En juillet, plusieurs groupes féministes tentaient d’empêcher la tenue d’un concert du rappeur Lorenzo à Dijon. Elles pointaient la violence de ses textes, envers les femmes notamment. Lui, s’est marré. Ce n’est que le dernier exemple en date d’un dialogue de sourd entre monde du rap, et les groupes de défense des droits des femmes. Éloïse Bouton est une ancienne Femen, et anime Madame Rap – un site sur les femmes du rap -, et elle explique surtout pourquoi « un rappeur et une féministe peuvent discuter ». Entretien.


Vous êtes féministe et fan de rap. Comment êtes-vous perçue dans ces deux milieux distincts et qui se mélangent assez peu ?
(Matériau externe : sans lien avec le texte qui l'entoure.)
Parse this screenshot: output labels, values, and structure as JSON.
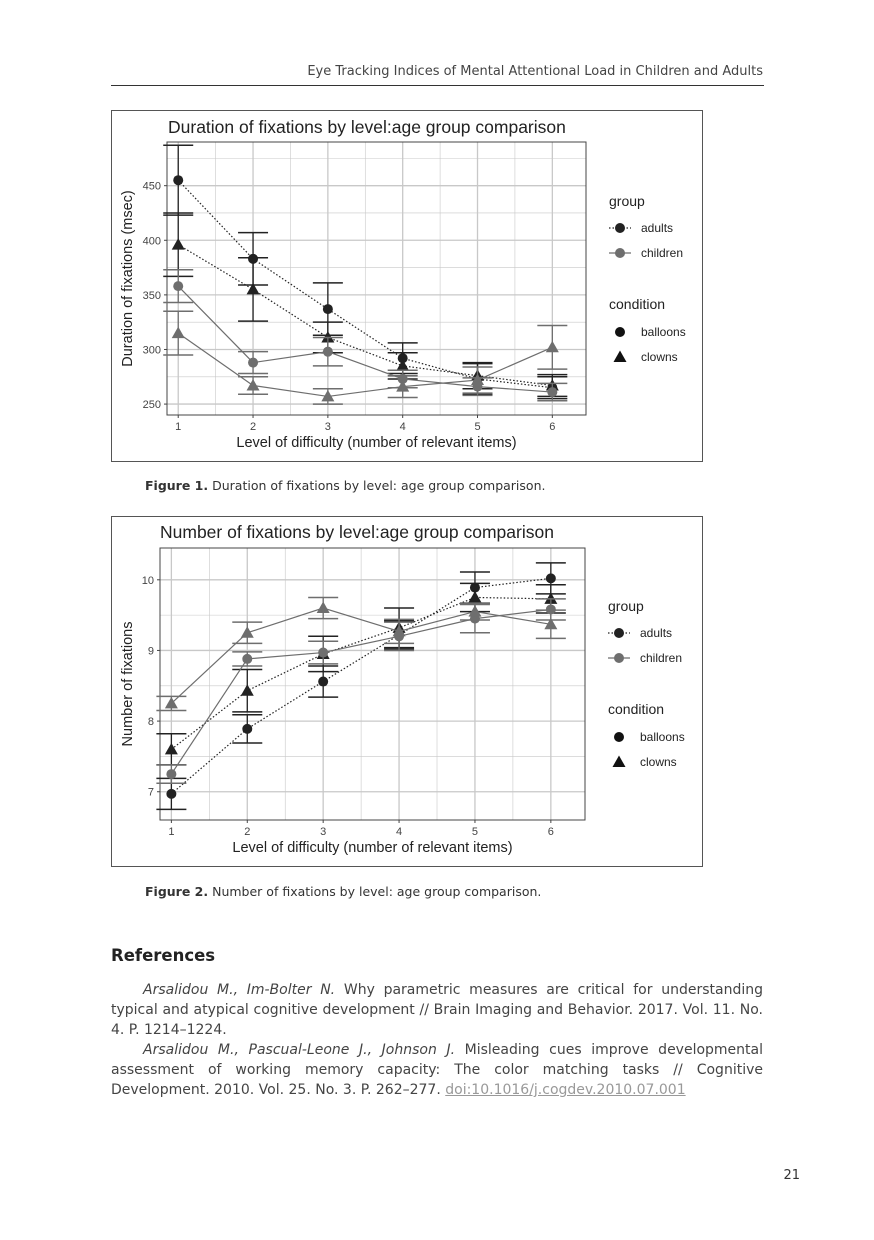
{
  "header": {
    "running_title": "Eye Tracking Indices of Mental Attentional Load in Children and Adults"
  },
  "figure1": {
    "label": "Figure 1.",
    "caption": "Duration of fixations by level: age group comparison.",
    "legend": {
      "group_title": "group",
      "group_items": [
        "adults",
        "children"
      ],
      "condition_title": "condition",
      "condition_items": [
        "balloons",
        "clowns"
      ]
    }
  },
  "figure2": {
    "label": "Figure 2.",
    "caption": "Number of fixations by level: age group comparison.",
    "legend": {
      "group_title": "group",
      "group_items": [
        "adults",
        "children"
      ],
      "condition_title": "condition",
      "condition_items": [
        "balloons",
        "clowns"
      ]
    }
  },
  "chart_data": [
    {
      "type": "line",
      "title": "Duration of fixations by level:age group comparison",
      "xlabel": "Level of difficulty (number of relevant items)",
      "ylabel": "Duration of fixations (msec)",
      "x": [
        1,
        2,
        3,
        4,
        5,
        6
      ],
      "xlim": [
        0.85,
        6.45
      ],
      "ylim": [
        240,
        490
      ],
      "yticks": [
        250,
        300,
        350,
        400,
        450
      ],
      "grid": true,
      "legend_position": "right",
      "series": [
        {
          "group": "adults",
          "condition": "balloons",
          "values": [
            455,
            383,
            337,
            292,
            273,
            265
          ],
          "err": [
            32,
            24,
            24,
            14,
            14,
            10
          ]
        },
        {
          "group": "adults",
          "condition": "clowns",
          "values": [
            396,
            355,
            311,
            285,
            276,
            267
          ],
          "err": [
            29,
            29,
            14,
            12,
            12,
            10
          ]
        },
        {
          "group": "children",
          "condition": "balloons",
          "values": [
            358,
            288,
            298,
            273,
            266,
            261
          ],
          "err": [
            15,
            10,
            13,
            8,
            8,
            8
          ]
        },
        {
          "group": "children",
          "condition": "clowns",
          "values": [
            315,
            267,
            257,
            266,
            272,
            302
          ],
          "err": [
            20,
            8,
            7,
            10,
            12,
            20
          ]
        }
      ]
    },
    {
      "type": "line",
      "title": "Number of fixations by level:age group comparison",
      "xlabel": "Level of difficulty (number of relevant items)",
      "ylabel": "Number of fixations",
      "x": [
        1,
        2,
        3,
        4,
        5,
        6
      ],
      "xlim": [
        0.85,
        6.45
      ],
      "ylim": [
        6.6,
        10.45
      ],
      "yticks": [
        7,
        8,
        9,
        10
      ],
      "grid": true,
      "legend_position": "right",
      "series": [
        {
          "group": "adults",
          "condition": "balloons",
          "values": [
            6.97,
            7.89,
            8.56,
            9.22,
            9.89,
            10.02
          ],
          "err": [
            0.22,
            0.2,
            0.22,
            0.2,
            0.22,
            0.22
          ]
        },
        {
          "group": "adults",
          "condition": "clowns",
          "values": [
            7.6,
            8.43,
            8.95,
            9.32,
            9.75,
            9.73
          ],
          "err": [
            0.22,
            0.3,
            0.25,
            0.28,
            0.2,
            0.2
          ]
        },
        {
          "group": "children",
          "condition": "balloons",
          "values": [
            7.25,
            8.88,
            8.97,
            9.2,
            9.45,
            9.58
          ],
          "err": [
            0.13,
            0.1,
            0.16,
            0.2,
            0.2,
            0.15
          ]
        },
        {
          "group": "children",
          "condition": "clowns",
          "values": [
            8.25,
            9.25,
            9.6,
            9.27,
            9.55,
            9.37
          ],
          "err": [
            0.1,
            0.15,
            0.15,
            0.17,
            0.12,
            0.2
          ]
        }
      ]
    }
  ],
  "references": {
    "heading": "References",
    "items": [
      {
        "authors": "Arsalidou M., Im-Bolter N.",
        "text": " Why parametric measures are critical for understanding typical and atypical cognitive development // Brain Imaging and Behavior. 2017. Vol. 11. No. 4. P. 1214–1224.",
        "doi": ""
      },
      {
        "authors": "Arsalidou M., Pascual-Leone J., Johnson J.",
        "text": " Misleading cues improve developmental assessment of working memory capacity: The color matching tasks // Cognitive Development. 2010. Vol. 25. No. 3. P. 262–277. ",
        "doi": "doi:10.1016/j.cogdev.2010.07.001"
      }
    ]
  },
  "page_number": "21",
  "colors": {
    "adults": "#222222",
    "children": "#6e6e6e",
    "grid": "#c8c8c8",
    "panel_border": "#444444"
  }
}
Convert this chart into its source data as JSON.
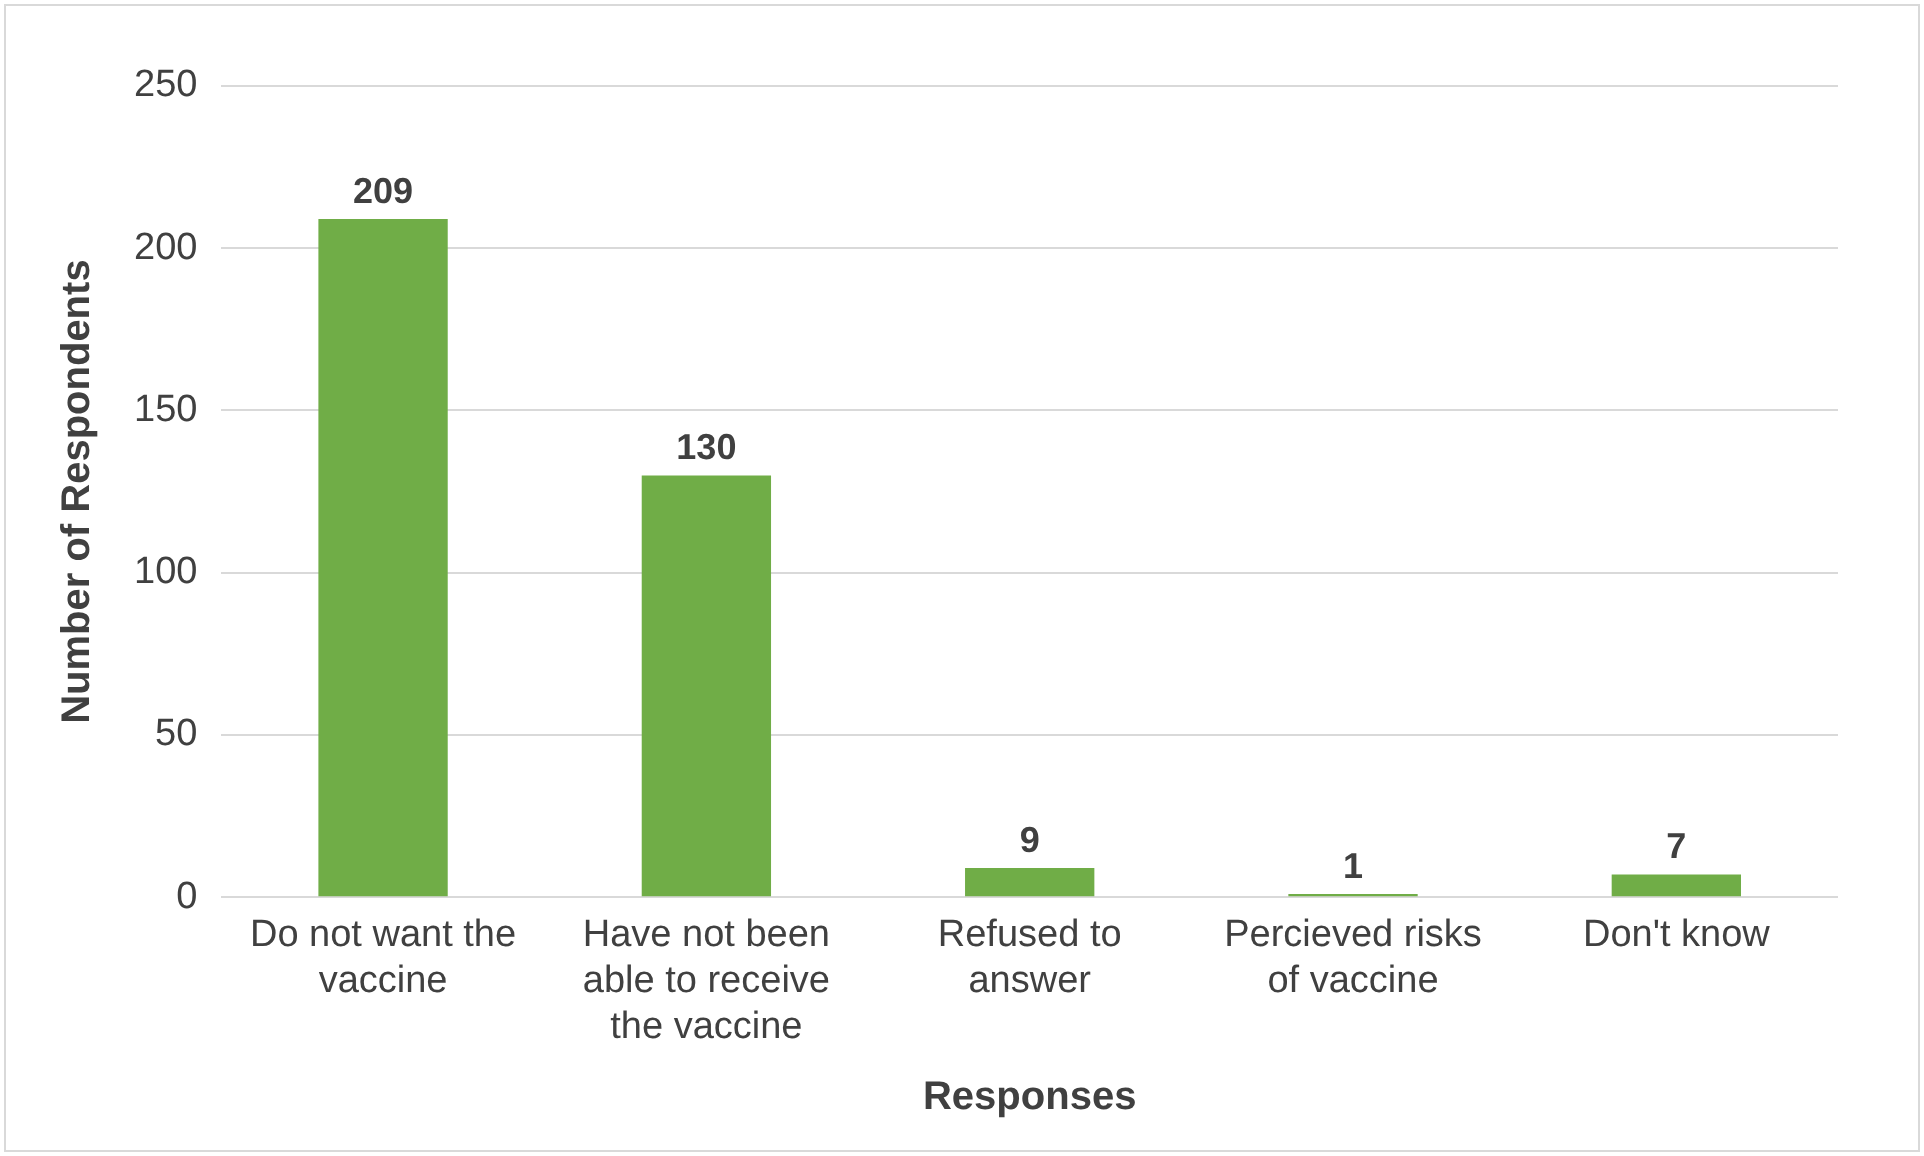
{
  "chart_data": {
    "type": "bar",
    "xlabel": "Responses",
    "ylabel": "Number of Respondents",
    "categories": [
      "Do not want the vaccine",
      "Have not been able to receive the vaccine",
      "Refused to answer",
      "Percieved risks of vaccine",
      "Don't know"
    ],
    "values": [
      209,
      130,
      9,
      1,
      7
    ],
    "color": "#70ad47",
    "ylim": [
      0,
      250
    ],
    "yticks": [
      0,
      50,
      100,
      150,
      200,
      250
    ],
    "grid": "y",
    "data_labels": true,
    "legend": false
  }
}
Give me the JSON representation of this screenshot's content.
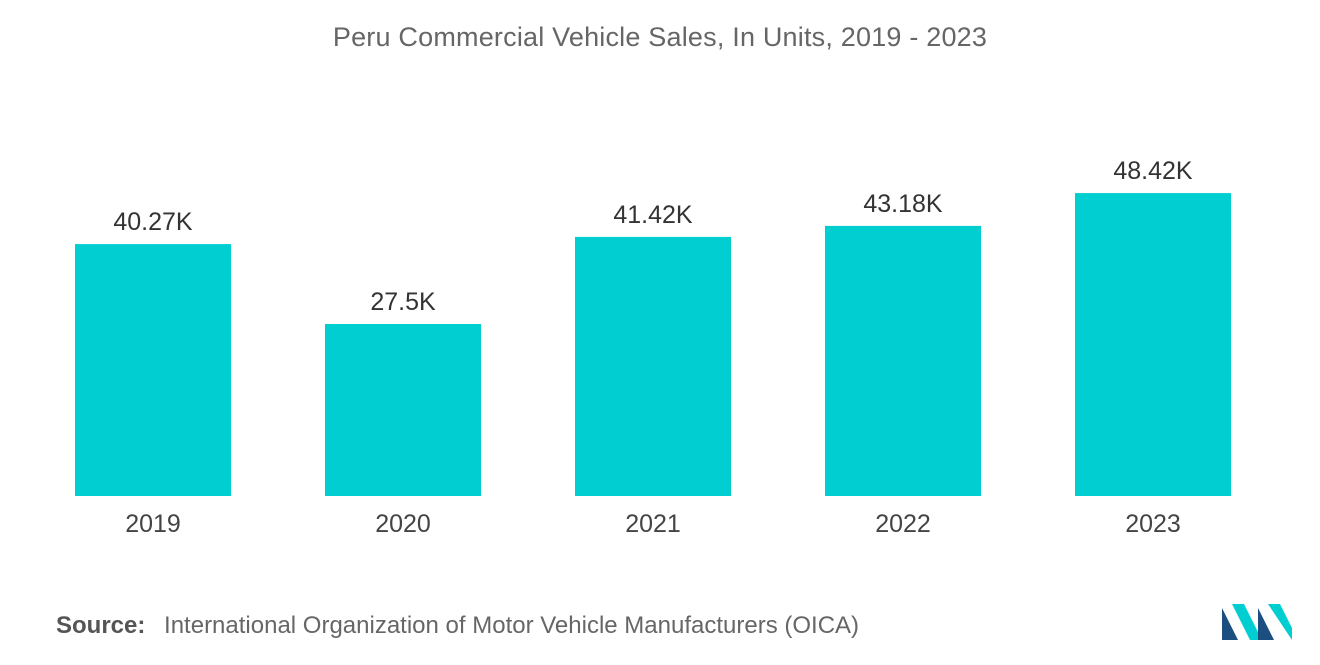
{
  "chart_data": {
    "type": "bar",
    "title": "Peru Commercial Vehicle Sales, In Units, 2019 - 2023",
    "categories": [
      "2019",
      "2020",
      "2021",
      "2022",
      "2023"
    ],
    "values": [
      40270,
      27500,
      41420,
      43180,
      48420
    ],
    "data_labels": [
      "40.27K",
      "27.5K",
      "41.42K",
      "43.18K",
      "48.42K"
    ],
    "xlabel": "",
    "ylabel": "",
    "ylim": [
      0,
      50000
    ],
    "grid": false,
    "bar_color": "#00CED1"
  },
  "source": {
    "label": "Source:",
    "text": "International Organization of Motor Vehicle Manufacturers (OICA)"
  },
  "logo": {
    "icon": "mordor-intelligence-logo-icon",
    "colors": [
      "#1C4E80",
      "#00CED1"
    ]
  }
}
Je note que le fait que je sois féministe et que j’aime le rap est en fait beaucoup mieux perçu côté rap que côté féministes. Les rappeurs, ou des gens dans l’univers du rap, vont totalement comprendre mon positionnement, même s’ils ne sont pas d’accord. Il va y avoir une espèce de pont entre nous : peut-être qu’on combat quelque chose de commun. On combat une forme de domination commune qui serait incarnée par un homme de type hétérosexuel, blanc, de 50 ans, dominant. Et que quelque part, on est oppressé par la même personne. Alors que côté féministe, j’ai été perçue dans certains milieux comme une traîtresse à la cause. En mode « comment tu peux écouter du rap et être féministe ? T’es une fausse féministe ! »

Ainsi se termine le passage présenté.